Seniors – more time on their hands but not volunteering

Agelessvoice asks Laurence Lien, CEO of the National Volunteer & Philanthropy Centre (NVPC), about the low senior volunteerism numbers and what non-profit organisations can do about it: (The last biennial survey from NVPC shows a significant increase in the 55 to 64 age group, from eight percent in 2004 to 22 percent in 2010. For the 65 and above group, growth went up from four percent to 10 percent from 2004 to 2006, and hovered at around 10 percent in the following years.)

An RSVP senior guide at the Jalan Besar Heritage Trails in Singapore.

“I feel the biggest obstacle is the mindset of our seniors and of the rest of us towards seniors. First, I think some seniors may have a recipient mentality. They feel that they have worked hard all their lives and deserve a rest in their old age. I think this is the wrong concept of living. If we are part of the ageless generation, we should banish all talk about retirement. And it is certainly never too old to lend a helping hand or to volunteer in the community.

Specifically, when it comes to volunteering, seniors may think that giving is a sacrifice, it’s hardship. Anecdotally, we know that volunteers gain a lot more than they received. Studies have also show that the social motive is a social predictor of present volunteers and non-volunteers based on the motivation to increase social interactions, interpersonal relationships and friendships.

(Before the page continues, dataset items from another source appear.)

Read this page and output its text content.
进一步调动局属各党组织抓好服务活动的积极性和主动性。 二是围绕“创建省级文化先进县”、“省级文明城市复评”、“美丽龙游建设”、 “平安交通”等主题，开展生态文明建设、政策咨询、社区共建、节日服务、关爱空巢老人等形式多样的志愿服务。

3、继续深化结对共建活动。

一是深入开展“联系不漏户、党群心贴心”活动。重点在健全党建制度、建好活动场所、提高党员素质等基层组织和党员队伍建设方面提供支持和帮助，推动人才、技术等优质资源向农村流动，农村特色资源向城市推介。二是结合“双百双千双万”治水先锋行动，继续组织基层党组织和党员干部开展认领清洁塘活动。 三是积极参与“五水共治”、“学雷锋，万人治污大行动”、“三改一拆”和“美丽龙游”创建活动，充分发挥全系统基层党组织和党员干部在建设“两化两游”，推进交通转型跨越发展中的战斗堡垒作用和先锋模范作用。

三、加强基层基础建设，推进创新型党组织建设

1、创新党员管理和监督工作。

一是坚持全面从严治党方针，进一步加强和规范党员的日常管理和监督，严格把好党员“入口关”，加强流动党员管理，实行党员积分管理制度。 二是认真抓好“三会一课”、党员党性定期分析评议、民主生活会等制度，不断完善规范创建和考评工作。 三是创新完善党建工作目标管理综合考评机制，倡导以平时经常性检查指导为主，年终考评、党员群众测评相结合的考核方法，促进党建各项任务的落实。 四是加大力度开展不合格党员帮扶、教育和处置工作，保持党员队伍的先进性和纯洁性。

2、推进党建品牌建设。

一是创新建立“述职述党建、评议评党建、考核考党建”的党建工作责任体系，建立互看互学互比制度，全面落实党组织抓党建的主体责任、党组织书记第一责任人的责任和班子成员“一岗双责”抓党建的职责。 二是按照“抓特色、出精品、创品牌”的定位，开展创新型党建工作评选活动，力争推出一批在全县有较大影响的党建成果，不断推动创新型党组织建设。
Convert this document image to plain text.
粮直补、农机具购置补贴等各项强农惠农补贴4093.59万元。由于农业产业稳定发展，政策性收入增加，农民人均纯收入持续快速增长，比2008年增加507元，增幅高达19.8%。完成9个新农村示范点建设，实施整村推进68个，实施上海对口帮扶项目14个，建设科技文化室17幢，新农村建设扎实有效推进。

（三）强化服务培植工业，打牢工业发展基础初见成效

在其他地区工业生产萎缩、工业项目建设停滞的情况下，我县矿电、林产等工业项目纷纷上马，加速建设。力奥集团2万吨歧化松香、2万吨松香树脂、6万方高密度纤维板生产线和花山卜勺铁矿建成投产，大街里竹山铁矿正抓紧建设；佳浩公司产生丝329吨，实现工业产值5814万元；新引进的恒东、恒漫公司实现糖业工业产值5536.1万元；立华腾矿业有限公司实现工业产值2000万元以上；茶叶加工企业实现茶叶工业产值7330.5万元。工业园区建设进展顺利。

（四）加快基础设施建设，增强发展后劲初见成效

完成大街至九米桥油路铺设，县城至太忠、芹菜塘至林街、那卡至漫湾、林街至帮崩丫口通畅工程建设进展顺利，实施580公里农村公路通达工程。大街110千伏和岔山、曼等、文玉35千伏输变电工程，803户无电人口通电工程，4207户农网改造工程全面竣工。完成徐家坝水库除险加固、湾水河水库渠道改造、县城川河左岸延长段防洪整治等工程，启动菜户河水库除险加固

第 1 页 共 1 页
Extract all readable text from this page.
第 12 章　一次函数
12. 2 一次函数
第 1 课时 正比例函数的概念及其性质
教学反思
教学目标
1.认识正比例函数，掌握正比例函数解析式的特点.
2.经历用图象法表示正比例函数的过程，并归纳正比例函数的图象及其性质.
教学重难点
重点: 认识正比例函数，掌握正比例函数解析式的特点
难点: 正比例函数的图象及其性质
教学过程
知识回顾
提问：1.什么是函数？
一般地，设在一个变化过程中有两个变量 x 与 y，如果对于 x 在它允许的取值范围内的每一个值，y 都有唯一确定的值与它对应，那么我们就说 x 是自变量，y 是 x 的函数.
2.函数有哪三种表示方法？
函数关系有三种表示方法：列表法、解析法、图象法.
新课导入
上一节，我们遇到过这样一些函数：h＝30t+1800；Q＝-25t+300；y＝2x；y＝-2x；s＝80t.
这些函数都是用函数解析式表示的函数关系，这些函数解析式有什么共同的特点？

I think many seniors also come from a generation where volunteerism was not commonplace and they may not have had the experience of volunteering. We need to get them started in some way.

When seniors volunteer, they make terrific volunteers. Senior volunteers contribute more hours than the younger supporter. In Singapore, the median volunteer hours for all Singaporeans are 36 hours. The median hours contributed by seniors in Singapore was 104 hours!

Non-profit organisations need to re-tool their Volunteer Management Systems to attract and retain boomer volunteers, taking into account their interests and preferences. Planning should take into account that individuals from a broad range of backgrounds and experiences can fill a variety of useful roles.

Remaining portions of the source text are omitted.